Every person has a legal duty to prevent unreasonable injury to themselves. [i] This becomes an issue in personal injury cases where it is shown that the injured party is themselves partially responsible. In such instances, courts apply the principle of contributory negligence to apportion damages between the parties – the injured party included – whom contributed to the injury. The effect of a finding of contributory negligence for the injured party would be to reduce the total compensation they would otherwise be entitled to, by that percentage.

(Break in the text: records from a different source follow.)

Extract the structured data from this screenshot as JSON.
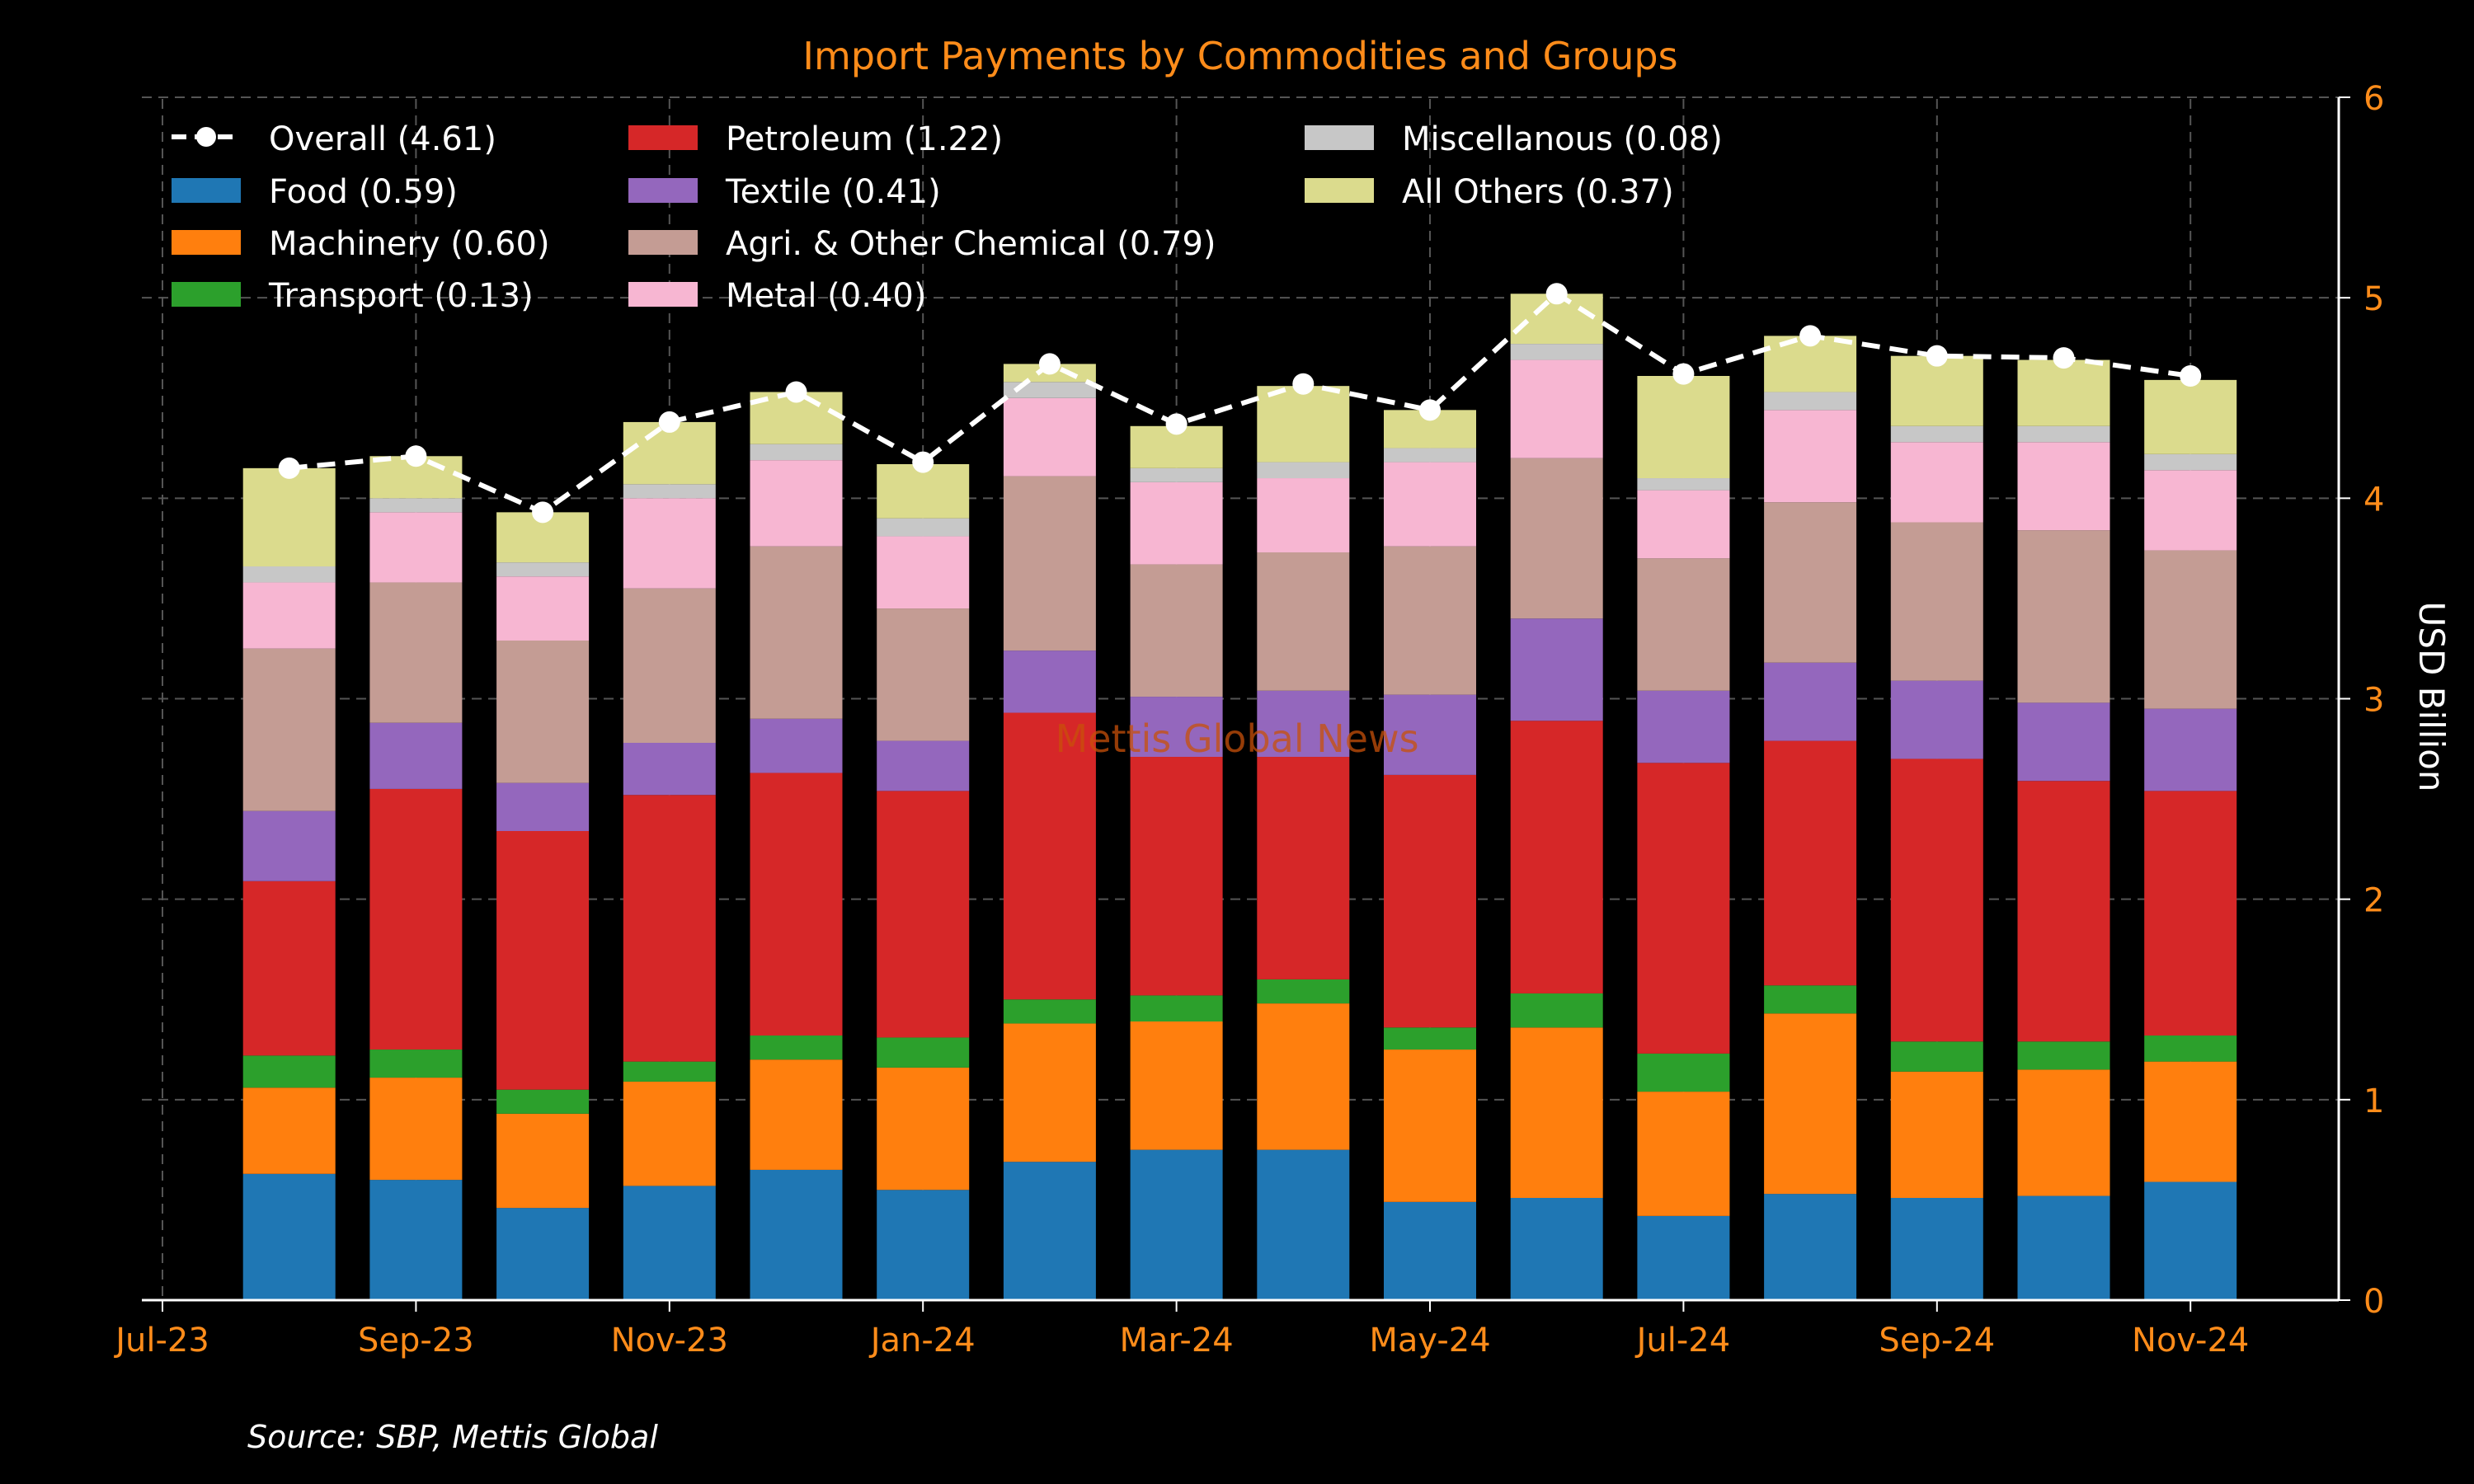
{
  "chart_data": {
    "type": "bar",
    "stacked": true,
    "title": "Import Payments by Commodities and Groups",
    "ylabel": "USD Billion",
    "yaxis_position": "right",
    "ylim": [
      0,
      6
    ],
    "yticks": [
      0,
      1,
      2,
      3,
      4,
      5,
      6
    ],
    "xticks": [
      "Jul-23",
      "Sep-23",
      "Nov-23",
      "Jan-24",
      "Mar-24",
      "May-24",
      "Jul-24",
      "Sep-24",
      "Nov-24"
    ],
    "grid": true,
    "legend_position": "top-left",
    "watermark": "Mettis Global News",
    "source": "Source: SBP, Mettis Global",
    "categories": [
      "Aug-23",
      "Sep-23",
      "Oct-23",
      "Nov-23",
      "Dec-23",
      "Jan-24",
      "Feb-24",
      "Mar-24",
      "Apr-24",
      "May-24",
      "Jun-24",
      "Jul-24",
      "Aug-24",
      "Sep-24",
      "Oct-24",
      "Nov-24"
    ],
    "series": [
      {
        "name": "Food (0.59)",
        "color": "#1f77b4",
        "values": [
          0.63,
          0.6,
          0.46,
          0.57,
          0.65,
          0.55,
          0.69,
          0.75,
          0.75,
          0.49,
          0.51,
          0.42,
          0.53,
          0.51,
          0.52,
          0.59
        ]
      },
      {
        "name": "Machinery (0.60)",
        "color": "#ff7f0e",
        "values": [
          0.43,
          0.51,
          0.47,
          0.52,
          0.55,
          0.61,
          0.69,
          0.64,
          0.73,
          0.76,
          0.85,
          0.62,
          0.9,
          0.63,
          0.63,
          0.6
        ]
      },
      {
        "name": "Transport (0.13)",
        "color": "#2ca02c",
        "values": [
          0.16,
          0.14,
          0.12,
          0.1,
          0.12,
          0.15,
          0.12,
          0.13,
          0.12,
          0.11,
          0.17,
          0.19,
          0.14,
          0.15,
          0.14,
          0.13
        ]
      },
      {
        "name": "Petroleum (1.22)",
        "color": "#d62728",
        "values": [
          0.87,
          1.3,
          1.29,
          1.33,
          1.31,
          1.23,
          1.43,
          1.19,
          1.11,
          1.26,
          1.36,
          1.45,
          1.22,
          1.41,
          1.3,
          1.22
        ]
      },
      {
        "name": "Textile (0.41)",
        "color": "#9467bd",
        "values": [
          0.35,
          0.33,
          0.24,
          0.26,
          0.27,
          0.25,
          0.31,
          0.3,
          0.33,
          0.4,
          0.51,
          0.36,
          0.39,
          0.39,
          0.39,
          0.41
        ]
      },
      {
        "name": "Agri. & Other Chemical (0.79)",
        "color": "#c49c94",
        "values": [
          0.81,
          0.7,
          0.71,
          0.77,
          0.86,
          0.66,
          0.87,
          0.66,
          0.69,
          0.74,
          0.8,
          0.66,
          0.8,
          0.79,
          0.86,
          0.79
        ]
      },
      {
        "name": "Metal (0.40)",
        "color": "#f7b6d2",
        "values": [
          0.33,
          0.35,
          0.32,
          0.45,
          0.43,
          0.36,
          0.39,
          0.41,
          0.37,
          0.42,
          0.49,
          0.34,
          0.46,
          0.4,
          0.44,
          0.4
        ]
      },
      {
        "name": "Miscellanous (0.08)",
        "color": "#c7c7c7",
        "values": [
          0.08,
          0.07,
          0.07,
          0.07,
          0.08,
          0.09,
          0.08,
          0.07,
          0.08,
          0.07,
          0.08,
          0.06,
          0.09,
          0.08,
          0.08,
          0.08
        ]
      },
      {
        "name": "All Others (0.37)",
        "color": "#dbdb8d",
        "values": [
          0.49,
          0.21,
          0.25,
          0.31,
          0.26,
          0.27,
          0.09,
          0.21,
          0.38,
          0.19,
          0.25,
          0.51,
          0.28,
          0.35,
          0.33,
          0.37
        ]
      }
    ],
    "overall": {
      "name": "Overall (4.61)",
      "color": "#ffffff",
      "values": [
        4.15,
        4.21,
        3.93,
        4.38,
        4.53,
        4.18,
        4.67,
        4.37,
        4.57,
        4.44,
        5.02,
        4.62,
        4.81,
        4.71,
        4.7,
        4.61
      ]
    }
  },
  "colors": {
    "background": "#000000",
    "title": "#ff8c1a",
    "tick_labels": "#ff8c1a",
    "axis_label": "#ffffff",
    "legend_text": "#ffffff",
    "watermark": "#c8500a",
    "grid": "#555555"
  }
}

The courts are reluctant however, to place too heavy a burden with the injured party where others are at fault. This was seen in the case of Snushall, which stated an injured person’s failure to wear a seat belt could at most represent a 25% reduction in the compensation they would otherwise receive. [ii] The case went on to say that a weaker relationship between the failure to wear a seat belt and the resulting injuries would require an even smaller – 5 to 10% – reduction in the total compensation they would otherwise receive.
It is not uncommon for injured persons to either overvalue or undervalue the degree of contributory negligence associated with their claim. An experienced personal injury lawyer can help injured plaintiffs to correctly assess the impact of potential contributory negligence upfront, as part of an overall strategy to help plaintiffs pursue the maximum compensation to which they would be entitled.
[i]Froom v Butcher  W.L.R. 379 CA
[ii]Snushall v Fulsang2005 CanLII 34561 (ON CA), (2005), 78 O.R. (3d) 142 (C.A.)